From 4ba43cf05fa4122da5de1b7d953f287b896d25b8 Mon Sep 17 00:00:00 2001
From: Thomas Simonini <simonini.thomas.pro@gmail.com>
Date: Thu, 8 Dec 2022 13:47:01 +0100
Subject: [PATCH] Update glossary.mdx

---
 units/en/unit1/glossary.mdx | 11 ++++++++++-
 1 file changed, 10 insertions(+), 1 deletion(-)

diff --git a/units/en/unit1/glossary.mdx b/units/en/unit1/glossary.mdx
index 2871af5..1dc9164 100644
--- a/units/en/unit1/glossary.mdx
+++ b/units/en/unit1/glossary.mdx
@@ -3,41 +3,50 @@
 This is a community-created glossary. Contributions are welcomed!
 
 ### Markov Property
-It implies that the action taken by our agent is conditional solely on the present state and independent of the past states and actions.
+
+It implies that the action taken by our agent is **conditional solely on the present state and independent of the past states and actions**.
 
 ### Observations/State
+
 - **State**:  Complete description of the state of the world.

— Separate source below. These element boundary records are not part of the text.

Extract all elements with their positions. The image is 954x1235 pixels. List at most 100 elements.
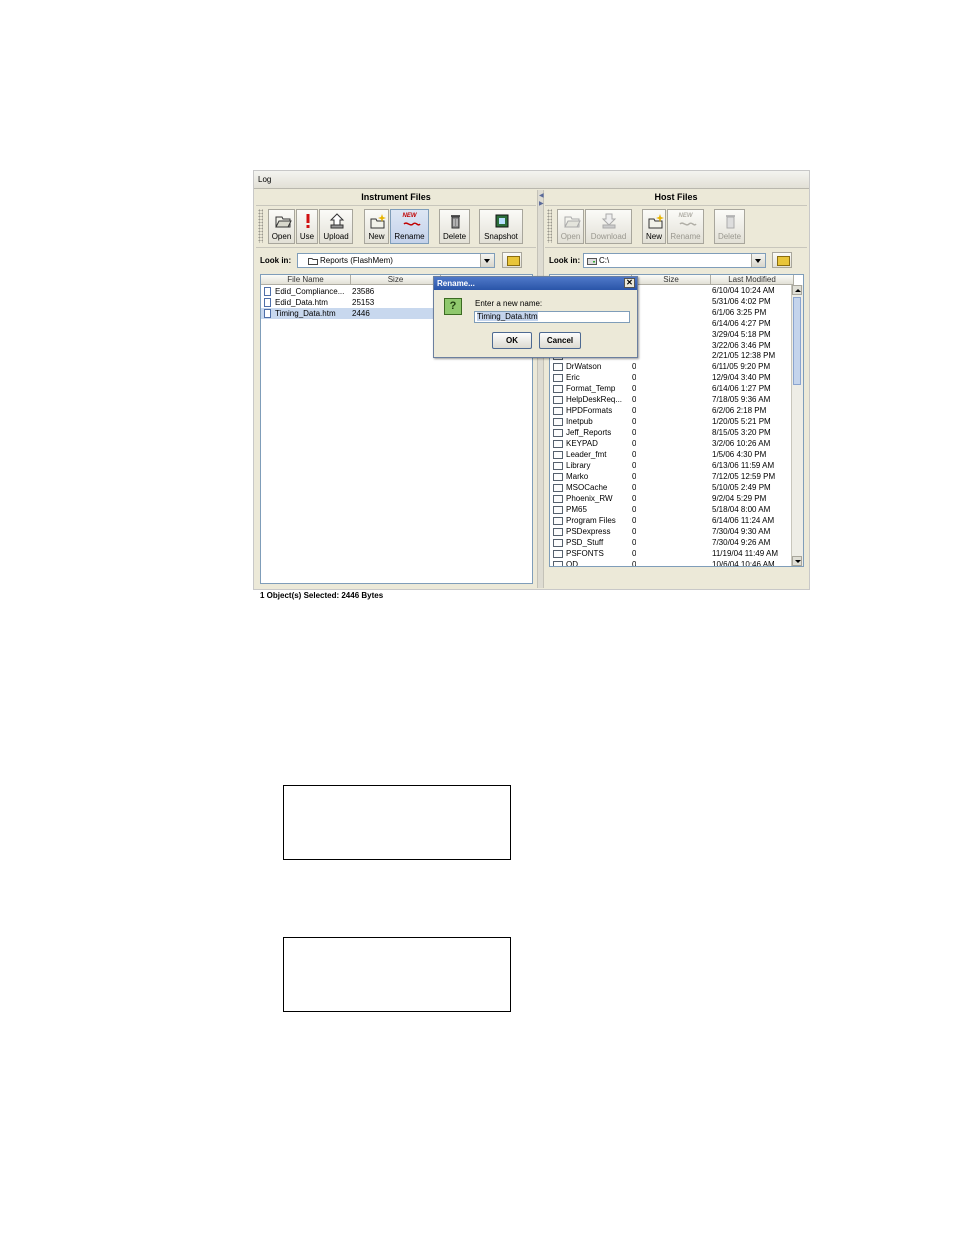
folder-icon — [553, 484, 563, 492]
ok-button[interactable]: OK — [492, 332, 532, 349]
scroll-thumb[interactable] — [793, 297, 801, 385]
host-up-folder-button[interactable] — [772, 252, 792, 268]
folder-icon — [553, 396, 563, 404]
list-item[interactable]: Inetpub 0 1/20/05 5:21 PM — [550, 416, 803, 427]
collapse-right-icon[interactable]: ▶ — [539, 201, 544, 207]
instrument-look-in-row: Look in: Reports (FlashMem) — [256, 249, 536, 271]
host-rename-button[interactable]: NEW Rename — [667, 209, 704, 244]
exclamation-icon — [297, 213, 317, 229]
list-item[interactable]: PM65 0 5/18/04 8:00 AM — [550, 504, 803, 515]
host-delete-button[interactable]: Delete — [714, 209, 745, 244]
list-item[interactable]: Eric 0 12/9/04 3:40 PM — [550, 372, 803, 383]
instrument-up-folder-button[interactable] — [502, 252, 522, 268]
toolbar-grip[interactable] — [258, 209, 263, 243]
instrument-toolbar: Open Use Upload New NEW Rename Delete Sn… — [256, 207, 536, 248]
split-pane-divider[interactable]: ◀ ▶ — [537, 190, 544, 588]
snapshot-icon — [480, 213, 522, 229]
look-in-label: Look in: — [260, 256, 292, 265]
document-icon — [264, 298, 271, 307]
instrument-delete-button[interactable]: Delete — [439, 209, 470, 244]
list-item[interactable]: Jeff_Reports 0 8/15/05 3:20 PM — [550, 427, 803, 438]
column-header-last-modified[interactable]: Last Modified — [711, 275, 794, 285]
folder-icon — [553, 440, 563, 448]
folder-icon — [553, 407, 563, 415]
file-manager-window: Log Instrument Files Open Use Upload New — [253, 170, 810, 600]
column-header-size[interactable]: Size — [632, 275, 711, 285]
open-folder-icon — [558, 213, 583, 229]
instrument-snapshot-button[interactable]: Snapshot — [479, 209, 523, 244]
instrument-use-button[interactable]: Use — [296, 209, 318, 244]
folder-icon — [553, 473, 563, 481]
column-header-file-name[interactable]: File Name — [261, 275, 351, 285]
list-item[interactable]: MSOCache 0 5/10/05 2:49 PM — [550, 482, 803, 493]
host-look-in-select[interactable]: C:\ — [583, 253, 766, 268]
cancel-button[interactable]: Cancel — [539, 332, 581, 349]
dialog-title: Rename... — [437, 279, 475, 288]
new-name-input[interactable]: Timing_Data.htm — [474, 311, 630, 323]
column-header-size[interactable]: Size — [351, 275, 441, 285]
scroll-down-icon[interactable] — [792, 556, 802, 566]
list-item[interactable]: PSD_Stuff 0 7/30/04 9:26 AM — [550, 537, 803, 548]
instrument-look-in-select[interactable]: Reports (FlashMem) — [297, 253, 495, 268]
rename-icon: NEW — [668, 213, 703, 229]
chevron-down-icon[interactable] — [480, 254, 494, 267]
folder-icon — [553, 374, 563, 382]
download-icon — [586, 213, 631, 229]
new-folder-icon — [643, 213, 665, 229]
host-look-in-row: Look in: C:\ — [545, 249, 807, 271]
host-download-button[interactable]: Download — [585, 209, 632, 244]
toolbar-grip[interactable] — [547, 209, 552, 243]
list-item[interactable]: HelpDeskReq... 0 7/18/05 9:36 AM — [550, 394, 803, 405]
rename-dialog: Rename... ✕ ? Enter a new name: Timing_D… — [433, 276, 638, 358]
host-files-title: Host Files — [545, 190, 807, 206]
empty-callout-box — [283, 937, 511, 1012]
list-item[interactable]: HPDFormats 0 6/2/06 2:18 PM — [550, 405, 803, 416]
list-item[interactable]: QD 0 10/6/04 10:46 AM — [550, 559, 803, 566]
scroll-up-icon[interactable] — [792, 285, 802, 295]
list-item[interactable]: Format_Temp 0 6/14/06 1:27 PM — [550, 383, 803, 394]
list-item[interactable]: PSFONTS 0 11/19/04 11:49 AM — [550, 548, 803, 559]
question-icon: ? — [444, 298, 462, 315]
instrument-new-button[interactable]: New — [364, 209, 389, 244]
list-item[interactable]: Leader_fmt 0 1/5/06 4:30 PM — [550, 449, 803, 460]
document-icon — [264, 287, 271, 296]
rename-icon: NEW — [391, 213, 428, 229]
drive-icon — [587, 258, 597, 265]
close-icon[interactable]: ✕ — [624, 278, 635, 288]
host-open-button[interactable]: Open — [557, 209, 584, 244]
list-item[interactable]: Marko 0 7/12/05 12:59 PM — [550, 471, 803, 482]
log-label: Log — [258, 175, 272, 184]
host-files-pane: Host Files Open Download New NEW Rename — [545, 190, 807, 588]
dialog-title-bar[interactable]: Rename... ✕ — [434, 277, 637, 290]
list-item[interactable]: DrWatson 0 6/11/05 9:20 PM — [550, 361, 803, 372]
log-bar[interactable]: Log — [254, 171, 809, 189]
folder-icon — [553, 385, 563, 393]
instrument-upload-button[interactable]: Upload — [319, 209, 353, 244]
folder-icon — [553, 429, 563, 437]
host-new-button[interactable]: New — [642, 209, 666, 244]
open-folder-icon — [269, 213, 294, 229]
collapse-left-icon[interactable]: ◀ — [539, 193, 544, 199]
instrument-files-title: Instrument Files — [256, 190, 536, 206]
folder-icon — [553, 418, 563, 426]
up-folder-icon — [507, 256, 520, 266]
list-item[interactable]: KEYPAD 0 3/2/06 10:26 AM — [550, 438, 803, 449]
folder-icon — [553, 561, 563, 566]
folder-icon — [553, 462, 563, 470]
host-scrollbar[interactable] — [791, 285, 803, 566]
list-item[interactable]: Library 0 6/13/06 11:59 AM — [550, 460, 803, 471]
folder-icon — [308, 258, 318, 265]
list-item[interactable]: Program Files 0 6/14/06 11:24 AM — [550, 515, 803, 526]
empty-callout-box — [283, 785, 511, 860]
instrument-rename-button[interactable]: NEW Rename — [390, 209, 429, 244]
folder-icon — [553, 451, 563, 459]
chevron-down-icon[interactable] — [751, 254, 765, 267]
folder-icon — [553, 539, 563, 547]
list-item[interactable]: PSDexpress 0 7/30/04 9:30 AM — [550, 526, 803, 537]
list-item[interactable]: Phoenix_RW 0 9/2/04 5:29 PM — [550, 493, 803, 504]
instrument-open-button[interactable]: Open — [268, 209, 295, 244]
folder-icon — [553, 363, 563, 371]
up-folder-icon — [777, 256, 790, 266]
look-in-label: Look in: — [549, 256, 581, 265]
folder-icon — [553, 506, 563, 514]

 - **Observation**: Partial description of the state of the environment/world.
 
 ### Actions
+
 - **Discrete Actions**: Finite number of actions, such as left, right, up, and down.
 - **Continuous Actions**: Infinite possibility of actions; for example, in the case of self-driving cars, the driving scenario has an infinite possibility of actions occurring.
 
 ### Rewards and Discounting
+
 - **Rewards**: Fundamental factor in RL. Tells the agent whether the action taken is good/bad.
 - RL algorithms are focused on maximizing the **cumulative reward**.
 - **Reward Hypothesis**: RL problems can be formulated as a maximisation of (cumulative) return.
 - **Discounting** is performed because rewards obtained at the start are more likely to happen as they are more predictable than long-term rewards.
 
 ### Tasks
+
 - **Episodic**: Has a starting point and an ending point.
 - **Continuous**: Has a starting point but no ending point.
 
 ### Exploration v/s Exploitation Trade-Off
+
 - **Exploration**: It's all about exploring the environment by trying random actions and receiving feedback/returns/rewards from the environment.
 - **Exploitation**: It's about exploiting what we know about the environment to gain maximum rewards.
 - **Exploration-Exploitation Trade-Off**: It balances how much we want to **explore** the environment and how much we want to **exploit** what we know about the environment.
 
 ### Policy
+
 - **Policy**: It is called the agent's brain. It tells us what action to take, given the state.
 - **Optimal Policy**: Policy that **maximizes** the **expected return** when an agent acts according to it. It is learned through *training*.
 
 ### Policy-based Methods:
+
 - An approach to solving RL problems.
 - In this method, the Policy is learned directly. 
 - Will map each state to the best corresponding action at that state. Or a probability distribution over the set of possible actions at that state.
 
 ### Value-based Methods:
+
 - Another approach to solving RL problems.
 - Here, instead of training a policy, we train a **value function** that maps each state to the expected value of being in that state.